In 1992, I started making paintings with one brushstroke. It seemed like there was enough going on within a single brushstroke to keep me interested. I wanted it to look blown on, like the pigment used for those hands in cave drawings. It was all about speed, touch, timing. It’s difficult to be precise. When I first started doing these one-brushstroke paintings, if I didn’t like what I’d done, I’d get down on my hands and knees with a can of mineral spirits and a bunch of rags and wipe it off. By the time I’d finished that, I’d lost the kind of muscle memory of what I was trying to do. And it’s very important to the paintings that they be a transference of some accumulation of muscle memories from the body to the brush.
So, I was searching for a way to be able to wipe that slate clean but quickly. And I came up with this method where I prepared the canvas with a surface that was very smooth and tough. And if I don’t like my brushstroke, which is most of the time, I can just squeegee it clean without losing that muscle memory of what my intentions are. The brushstroke itself gets made in a matter of seconds, even if I work on it all day or over a couple of days.
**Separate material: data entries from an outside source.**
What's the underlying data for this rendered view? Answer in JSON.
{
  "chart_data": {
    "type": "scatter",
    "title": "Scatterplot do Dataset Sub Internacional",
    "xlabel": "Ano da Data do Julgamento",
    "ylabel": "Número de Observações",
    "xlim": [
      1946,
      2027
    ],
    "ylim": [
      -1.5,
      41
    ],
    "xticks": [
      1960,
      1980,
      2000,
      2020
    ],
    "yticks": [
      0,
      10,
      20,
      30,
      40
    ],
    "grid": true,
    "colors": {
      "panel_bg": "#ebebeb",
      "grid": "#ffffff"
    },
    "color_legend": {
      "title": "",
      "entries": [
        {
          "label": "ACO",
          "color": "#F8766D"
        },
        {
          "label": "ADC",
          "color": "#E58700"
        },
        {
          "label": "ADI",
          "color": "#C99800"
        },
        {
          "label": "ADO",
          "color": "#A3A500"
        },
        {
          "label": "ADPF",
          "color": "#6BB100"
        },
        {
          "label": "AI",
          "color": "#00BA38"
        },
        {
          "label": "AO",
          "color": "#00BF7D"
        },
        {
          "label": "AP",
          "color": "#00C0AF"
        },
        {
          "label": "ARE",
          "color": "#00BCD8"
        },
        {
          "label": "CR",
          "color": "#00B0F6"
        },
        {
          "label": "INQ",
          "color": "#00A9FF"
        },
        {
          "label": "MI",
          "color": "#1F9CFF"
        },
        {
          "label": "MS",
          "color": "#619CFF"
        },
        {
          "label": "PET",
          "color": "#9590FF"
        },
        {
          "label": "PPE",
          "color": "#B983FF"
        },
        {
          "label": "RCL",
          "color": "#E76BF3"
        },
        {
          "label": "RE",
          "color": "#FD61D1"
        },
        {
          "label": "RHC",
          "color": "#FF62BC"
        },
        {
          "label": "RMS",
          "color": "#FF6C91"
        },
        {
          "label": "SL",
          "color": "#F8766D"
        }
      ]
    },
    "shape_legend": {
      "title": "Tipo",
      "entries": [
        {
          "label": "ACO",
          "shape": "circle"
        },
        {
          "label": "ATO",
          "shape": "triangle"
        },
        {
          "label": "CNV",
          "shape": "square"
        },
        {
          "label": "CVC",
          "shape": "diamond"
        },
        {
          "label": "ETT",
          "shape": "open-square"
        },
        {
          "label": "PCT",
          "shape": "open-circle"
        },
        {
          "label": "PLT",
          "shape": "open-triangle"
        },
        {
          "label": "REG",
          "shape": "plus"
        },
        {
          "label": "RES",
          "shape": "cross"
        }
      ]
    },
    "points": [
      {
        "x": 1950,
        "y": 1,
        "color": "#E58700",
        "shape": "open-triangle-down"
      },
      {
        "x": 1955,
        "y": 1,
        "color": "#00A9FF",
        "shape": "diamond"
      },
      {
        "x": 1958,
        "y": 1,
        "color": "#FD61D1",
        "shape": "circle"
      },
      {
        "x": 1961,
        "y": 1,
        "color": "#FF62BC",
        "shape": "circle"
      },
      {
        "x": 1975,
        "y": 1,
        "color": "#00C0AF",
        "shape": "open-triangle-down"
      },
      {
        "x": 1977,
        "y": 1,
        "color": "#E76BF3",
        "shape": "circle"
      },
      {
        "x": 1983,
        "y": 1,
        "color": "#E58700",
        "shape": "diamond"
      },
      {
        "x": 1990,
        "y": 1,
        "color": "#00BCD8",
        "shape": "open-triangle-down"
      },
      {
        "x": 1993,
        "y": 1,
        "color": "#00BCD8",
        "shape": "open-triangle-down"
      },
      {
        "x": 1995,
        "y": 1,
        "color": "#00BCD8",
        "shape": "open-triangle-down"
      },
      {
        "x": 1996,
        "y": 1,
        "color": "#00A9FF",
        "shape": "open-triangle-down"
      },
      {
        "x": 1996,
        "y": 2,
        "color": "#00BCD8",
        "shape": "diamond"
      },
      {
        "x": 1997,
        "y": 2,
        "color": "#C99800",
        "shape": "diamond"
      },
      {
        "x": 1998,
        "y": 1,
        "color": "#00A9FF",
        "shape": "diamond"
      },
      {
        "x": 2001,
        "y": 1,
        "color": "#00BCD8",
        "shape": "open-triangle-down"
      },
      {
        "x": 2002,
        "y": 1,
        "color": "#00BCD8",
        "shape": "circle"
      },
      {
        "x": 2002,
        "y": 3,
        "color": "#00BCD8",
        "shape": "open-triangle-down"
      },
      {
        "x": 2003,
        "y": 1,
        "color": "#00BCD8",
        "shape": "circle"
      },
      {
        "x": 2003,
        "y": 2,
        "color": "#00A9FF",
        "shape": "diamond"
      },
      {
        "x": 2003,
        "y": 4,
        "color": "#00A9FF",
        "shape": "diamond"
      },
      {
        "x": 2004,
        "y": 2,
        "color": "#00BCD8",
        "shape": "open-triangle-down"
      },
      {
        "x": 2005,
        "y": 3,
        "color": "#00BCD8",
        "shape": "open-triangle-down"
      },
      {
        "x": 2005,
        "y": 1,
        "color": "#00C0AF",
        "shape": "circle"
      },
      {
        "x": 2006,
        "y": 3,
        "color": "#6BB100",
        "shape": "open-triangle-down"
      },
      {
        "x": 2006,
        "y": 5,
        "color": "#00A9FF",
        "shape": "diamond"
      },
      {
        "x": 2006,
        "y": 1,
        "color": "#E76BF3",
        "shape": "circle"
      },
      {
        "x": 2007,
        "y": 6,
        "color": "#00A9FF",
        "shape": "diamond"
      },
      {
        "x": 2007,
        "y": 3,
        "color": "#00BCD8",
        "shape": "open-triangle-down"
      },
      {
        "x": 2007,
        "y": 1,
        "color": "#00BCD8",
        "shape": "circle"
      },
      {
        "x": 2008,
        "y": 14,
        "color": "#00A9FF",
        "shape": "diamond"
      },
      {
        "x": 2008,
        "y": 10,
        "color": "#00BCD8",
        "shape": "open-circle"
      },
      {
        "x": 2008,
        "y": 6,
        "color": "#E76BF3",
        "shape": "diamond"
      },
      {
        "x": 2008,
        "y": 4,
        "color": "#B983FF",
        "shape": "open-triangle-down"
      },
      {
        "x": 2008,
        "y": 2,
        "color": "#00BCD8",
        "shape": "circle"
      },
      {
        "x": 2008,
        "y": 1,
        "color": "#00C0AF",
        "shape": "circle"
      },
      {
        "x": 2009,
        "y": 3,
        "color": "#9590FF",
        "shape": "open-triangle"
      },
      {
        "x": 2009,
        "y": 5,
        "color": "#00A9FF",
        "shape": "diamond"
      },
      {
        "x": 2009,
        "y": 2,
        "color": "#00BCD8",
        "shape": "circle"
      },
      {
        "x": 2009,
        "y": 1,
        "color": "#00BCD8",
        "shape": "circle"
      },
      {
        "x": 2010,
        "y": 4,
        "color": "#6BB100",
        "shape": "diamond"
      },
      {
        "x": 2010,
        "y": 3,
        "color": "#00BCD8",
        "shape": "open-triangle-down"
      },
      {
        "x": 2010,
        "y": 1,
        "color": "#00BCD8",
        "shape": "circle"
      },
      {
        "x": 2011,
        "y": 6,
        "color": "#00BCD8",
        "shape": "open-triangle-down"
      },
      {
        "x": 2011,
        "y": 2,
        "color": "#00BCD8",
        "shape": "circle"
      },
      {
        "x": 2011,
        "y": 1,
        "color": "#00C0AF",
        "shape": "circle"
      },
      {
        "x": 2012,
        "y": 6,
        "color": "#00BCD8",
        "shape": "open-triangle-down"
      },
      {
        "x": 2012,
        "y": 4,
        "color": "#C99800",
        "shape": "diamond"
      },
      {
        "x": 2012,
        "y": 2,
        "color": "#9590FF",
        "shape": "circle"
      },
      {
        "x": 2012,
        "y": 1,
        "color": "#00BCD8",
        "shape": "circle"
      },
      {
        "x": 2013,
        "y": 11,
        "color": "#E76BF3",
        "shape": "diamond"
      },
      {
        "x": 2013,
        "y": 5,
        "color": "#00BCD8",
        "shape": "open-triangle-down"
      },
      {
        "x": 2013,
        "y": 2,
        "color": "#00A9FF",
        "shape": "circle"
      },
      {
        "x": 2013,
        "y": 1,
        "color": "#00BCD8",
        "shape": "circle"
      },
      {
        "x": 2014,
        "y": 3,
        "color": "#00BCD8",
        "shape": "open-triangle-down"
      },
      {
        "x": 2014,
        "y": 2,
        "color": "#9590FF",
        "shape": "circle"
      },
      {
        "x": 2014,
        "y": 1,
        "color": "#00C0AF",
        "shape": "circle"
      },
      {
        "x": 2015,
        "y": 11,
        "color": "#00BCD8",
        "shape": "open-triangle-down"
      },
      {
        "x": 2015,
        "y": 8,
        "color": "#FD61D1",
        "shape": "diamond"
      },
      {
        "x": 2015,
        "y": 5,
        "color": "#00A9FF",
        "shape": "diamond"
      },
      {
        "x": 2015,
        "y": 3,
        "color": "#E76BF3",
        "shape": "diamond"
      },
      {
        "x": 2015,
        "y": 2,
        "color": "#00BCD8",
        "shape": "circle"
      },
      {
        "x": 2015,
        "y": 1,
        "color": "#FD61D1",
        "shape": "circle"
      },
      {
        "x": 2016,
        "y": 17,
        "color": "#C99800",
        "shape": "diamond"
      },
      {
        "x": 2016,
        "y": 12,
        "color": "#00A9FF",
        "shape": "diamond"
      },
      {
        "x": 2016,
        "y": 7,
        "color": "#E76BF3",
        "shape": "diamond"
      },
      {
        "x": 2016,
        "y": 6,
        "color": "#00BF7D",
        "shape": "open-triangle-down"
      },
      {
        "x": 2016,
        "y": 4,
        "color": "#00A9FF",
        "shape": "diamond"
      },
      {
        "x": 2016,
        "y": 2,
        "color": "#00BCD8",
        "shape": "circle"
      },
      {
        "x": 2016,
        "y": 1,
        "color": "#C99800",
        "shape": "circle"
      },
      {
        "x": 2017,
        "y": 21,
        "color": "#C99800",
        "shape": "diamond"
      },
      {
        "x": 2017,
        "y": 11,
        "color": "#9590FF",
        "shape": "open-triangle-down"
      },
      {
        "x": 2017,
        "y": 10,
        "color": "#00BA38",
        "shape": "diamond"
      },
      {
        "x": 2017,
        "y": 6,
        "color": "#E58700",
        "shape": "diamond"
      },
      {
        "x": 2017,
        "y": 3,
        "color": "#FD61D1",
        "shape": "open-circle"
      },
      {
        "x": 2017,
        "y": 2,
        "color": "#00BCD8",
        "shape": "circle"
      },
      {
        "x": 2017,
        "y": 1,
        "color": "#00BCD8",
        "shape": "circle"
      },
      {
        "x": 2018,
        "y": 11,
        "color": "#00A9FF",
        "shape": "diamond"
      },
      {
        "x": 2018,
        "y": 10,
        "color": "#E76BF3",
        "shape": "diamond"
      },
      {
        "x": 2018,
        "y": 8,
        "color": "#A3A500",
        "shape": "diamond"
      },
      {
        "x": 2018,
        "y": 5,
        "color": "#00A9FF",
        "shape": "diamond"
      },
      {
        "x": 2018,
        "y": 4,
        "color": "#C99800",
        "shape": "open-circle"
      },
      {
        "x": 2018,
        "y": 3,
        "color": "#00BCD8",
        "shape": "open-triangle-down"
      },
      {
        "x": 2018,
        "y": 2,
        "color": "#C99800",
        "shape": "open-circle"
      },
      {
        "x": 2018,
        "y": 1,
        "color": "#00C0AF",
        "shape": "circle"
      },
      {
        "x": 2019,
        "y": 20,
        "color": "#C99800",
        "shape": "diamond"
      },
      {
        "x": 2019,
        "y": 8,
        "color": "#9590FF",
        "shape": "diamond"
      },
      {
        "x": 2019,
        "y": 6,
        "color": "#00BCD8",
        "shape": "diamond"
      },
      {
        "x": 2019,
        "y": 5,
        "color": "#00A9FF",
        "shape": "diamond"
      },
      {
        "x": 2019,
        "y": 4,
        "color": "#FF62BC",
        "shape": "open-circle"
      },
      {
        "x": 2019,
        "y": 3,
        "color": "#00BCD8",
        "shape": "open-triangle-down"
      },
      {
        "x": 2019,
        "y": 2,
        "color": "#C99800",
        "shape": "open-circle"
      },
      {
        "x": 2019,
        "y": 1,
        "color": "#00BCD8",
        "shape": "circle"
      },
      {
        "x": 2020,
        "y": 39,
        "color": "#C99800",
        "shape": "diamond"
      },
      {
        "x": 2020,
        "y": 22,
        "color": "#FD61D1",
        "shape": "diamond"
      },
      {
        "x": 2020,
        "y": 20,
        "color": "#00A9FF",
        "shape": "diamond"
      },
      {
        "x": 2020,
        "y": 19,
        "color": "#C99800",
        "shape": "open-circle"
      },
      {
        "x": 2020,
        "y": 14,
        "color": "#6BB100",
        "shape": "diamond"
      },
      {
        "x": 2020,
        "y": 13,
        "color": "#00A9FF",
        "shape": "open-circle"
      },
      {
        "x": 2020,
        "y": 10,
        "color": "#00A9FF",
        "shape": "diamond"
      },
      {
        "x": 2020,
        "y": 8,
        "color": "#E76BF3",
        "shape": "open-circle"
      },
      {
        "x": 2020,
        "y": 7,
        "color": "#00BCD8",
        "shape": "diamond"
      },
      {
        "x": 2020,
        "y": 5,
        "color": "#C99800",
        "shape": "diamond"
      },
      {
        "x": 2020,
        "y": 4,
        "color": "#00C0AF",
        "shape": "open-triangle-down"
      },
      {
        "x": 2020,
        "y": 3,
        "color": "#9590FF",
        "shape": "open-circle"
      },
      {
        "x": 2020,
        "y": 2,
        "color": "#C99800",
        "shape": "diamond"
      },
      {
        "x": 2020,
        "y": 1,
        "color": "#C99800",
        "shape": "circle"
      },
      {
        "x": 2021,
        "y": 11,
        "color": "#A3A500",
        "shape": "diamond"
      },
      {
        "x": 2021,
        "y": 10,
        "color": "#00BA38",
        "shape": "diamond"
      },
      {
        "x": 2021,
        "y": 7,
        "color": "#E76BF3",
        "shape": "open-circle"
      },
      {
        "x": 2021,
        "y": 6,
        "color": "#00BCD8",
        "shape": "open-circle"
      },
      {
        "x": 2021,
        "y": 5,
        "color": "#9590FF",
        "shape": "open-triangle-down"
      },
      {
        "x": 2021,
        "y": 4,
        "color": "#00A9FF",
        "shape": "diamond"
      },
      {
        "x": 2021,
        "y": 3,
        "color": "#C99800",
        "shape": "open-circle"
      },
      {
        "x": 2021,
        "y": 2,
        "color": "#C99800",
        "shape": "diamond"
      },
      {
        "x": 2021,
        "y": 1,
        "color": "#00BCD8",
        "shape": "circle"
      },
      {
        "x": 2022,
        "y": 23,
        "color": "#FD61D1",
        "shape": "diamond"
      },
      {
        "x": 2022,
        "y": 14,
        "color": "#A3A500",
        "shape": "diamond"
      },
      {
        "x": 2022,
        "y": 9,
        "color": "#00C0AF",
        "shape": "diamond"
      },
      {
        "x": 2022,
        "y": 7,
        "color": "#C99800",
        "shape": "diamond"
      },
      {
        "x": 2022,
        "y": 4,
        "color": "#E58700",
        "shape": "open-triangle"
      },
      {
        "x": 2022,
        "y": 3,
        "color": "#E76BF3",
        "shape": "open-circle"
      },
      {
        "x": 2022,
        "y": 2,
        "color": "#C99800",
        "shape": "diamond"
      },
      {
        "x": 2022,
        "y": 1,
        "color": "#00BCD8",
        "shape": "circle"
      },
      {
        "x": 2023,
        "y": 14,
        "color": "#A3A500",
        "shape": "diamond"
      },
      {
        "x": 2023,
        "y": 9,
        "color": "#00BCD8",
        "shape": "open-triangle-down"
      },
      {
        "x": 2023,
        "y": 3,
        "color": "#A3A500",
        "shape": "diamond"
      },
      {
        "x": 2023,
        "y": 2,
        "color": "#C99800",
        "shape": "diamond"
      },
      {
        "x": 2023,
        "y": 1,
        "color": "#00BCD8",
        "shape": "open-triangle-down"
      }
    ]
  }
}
It’s interesting to think about how things have changed since 1992. It sounds almost trite or clever, but I’ve discovered why I create the paintings. Through making them, I’ve not only learned who I am, I’ve learned what’s important to me as an artist. My deepest being is contained within the brushstrokes — in a very unhidden way. It’s all there. Nothing is added or subtracted; it just is what it is, complete with foibles or what have you. I think my trans nature is very much there for all to see. The brushstrokes — they’re strong and delicate at the same time. They’re imprints of my body, transmitted through the hand or wrist, coming from my complete being, body and mind. When I revisit some of the older paintings, it seems like my truer nature is still there for all to see. And it’s something quite pleasing for me to look back on now. It’s like I knew myself better than I thought I did.